Al grito de «devolved el poder al Pueblo», los manifestantes recorrieron el centro de la capital y de localidades como Bejaia, Bouira o Tizi Ouzu, en la Cabilia, principal foco de protesta contra el régimen militar, vigilados por miles de efectivos antidisturbios y agentes de la Policía, la Gendarmería y los servicios secretos, que practicaron diversas detenciones.
Los congregados expresaron igualmente su intención de boicotear las elecciones legislativas previstas para el próximo junio ya que consideran que se trata de una «fachada para ocultar la corrupción en el régimen» y un intento por desmontar la protesta sin tener que emprender las reformas que exige la sociedad argelina, presa de una grave crisis económica y social.
Asimismo, defendieron la labor y la honorabilidad del joven juez Saadediine Marzouk, un magistrado que defiende la independencia de la Justicia y que ha sido citado por el Consejo de Superior de la Magistratura por una serie de críticas vertidas.
Imágenes de las protestas fueron ampliamente difundidas este viernes en las redes sociales por activistas y varios de los cientos de represaliados del movimiento, entre ellos el periodista Khaled Drareni, el preso del Hirak con más impacto internacional, liberado el pasado febrero tras casi dos años de prisión por haber asistido a una protesta en Argel.
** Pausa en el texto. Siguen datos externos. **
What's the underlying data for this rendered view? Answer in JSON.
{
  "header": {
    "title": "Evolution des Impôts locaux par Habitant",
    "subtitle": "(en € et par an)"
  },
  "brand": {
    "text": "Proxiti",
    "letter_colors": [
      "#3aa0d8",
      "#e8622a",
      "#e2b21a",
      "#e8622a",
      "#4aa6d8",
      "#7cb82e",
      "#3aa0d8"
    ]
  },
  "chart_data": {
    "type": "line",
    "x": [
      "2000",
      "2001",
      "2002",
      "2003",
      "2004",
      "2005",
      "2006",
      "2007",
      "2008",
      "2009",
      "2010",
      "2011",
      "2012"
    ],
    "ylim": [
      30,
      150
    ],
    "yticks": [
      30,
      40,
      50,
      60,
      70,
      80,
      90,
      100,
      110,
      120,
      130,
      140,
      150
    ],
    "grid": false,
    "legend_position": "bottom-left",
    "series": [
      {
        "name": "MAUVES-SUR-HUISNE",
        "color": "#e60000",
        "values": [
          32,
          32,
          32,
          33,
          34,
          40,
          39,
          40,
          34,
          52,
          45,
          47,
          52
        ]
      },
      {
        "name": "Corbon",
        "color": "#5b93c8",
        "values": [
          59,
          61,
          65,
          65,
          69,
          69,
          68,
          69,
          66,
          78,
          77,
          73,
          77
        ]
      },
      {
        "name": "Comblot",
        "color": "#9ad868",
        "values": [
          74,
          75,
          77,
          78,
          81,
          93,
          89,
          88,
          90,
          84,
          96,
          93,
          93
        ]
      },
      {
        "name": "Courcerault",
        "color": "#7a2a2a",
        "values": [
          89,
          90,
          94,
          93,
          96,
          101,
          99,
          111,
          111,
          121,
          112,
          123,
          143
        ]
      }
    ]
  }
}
Drareni, que trabaja para medios franceses, fue uno de los cerca de treinta presos liberados gracias a un indulto del presidente de la República, Abdelmedjid Tebboune, en el marco de lo que el régimen argelino calificó como «el hirak auténtico».
DECENAS DE DETENIDOS
Según diversas organizaciones argelinas de defensa de los derechos humanos y de los detenidos por el Hirak, los arrestos de activistas, tanto preventivos como durante las protestas, prosiguen mientras que varias decenas más de ellos siguen privados de libertad desde hace meses en espera de juicio.
El Hirak estalló el 22 de febrero de 2019 para impedir que Bouteflika, gravemente enfermo desde que sufriera un ictus en 2013, optara a un quinto mandato consecutivo, como pretendía el círculo de poder que lo protegía.
Bouteflika renunció la primera semana de abril de ese año pero el movimiento prosiguió contra el régimen aunque éste prometió un cambio y convocó elecciones.
Los comicios se celebraron en diciembre de ese mismo año y se saldaron con la victoria de Tebboune -considerado un hombre del sistema- en medio del boicot de la oposición y con la mayor tasa de abstención de la historia de Argelia, superior al 60%.
Pese a que la aparición de la pandemia por la covid-19 y las medidas sanitarias restrictivas de movimiento para frenarla acabaron con las dos marchas semanales en marzo de 2020, estás se vuelven a repetir con gran intensidad cada martes y cada viernes desde el pasado febrero.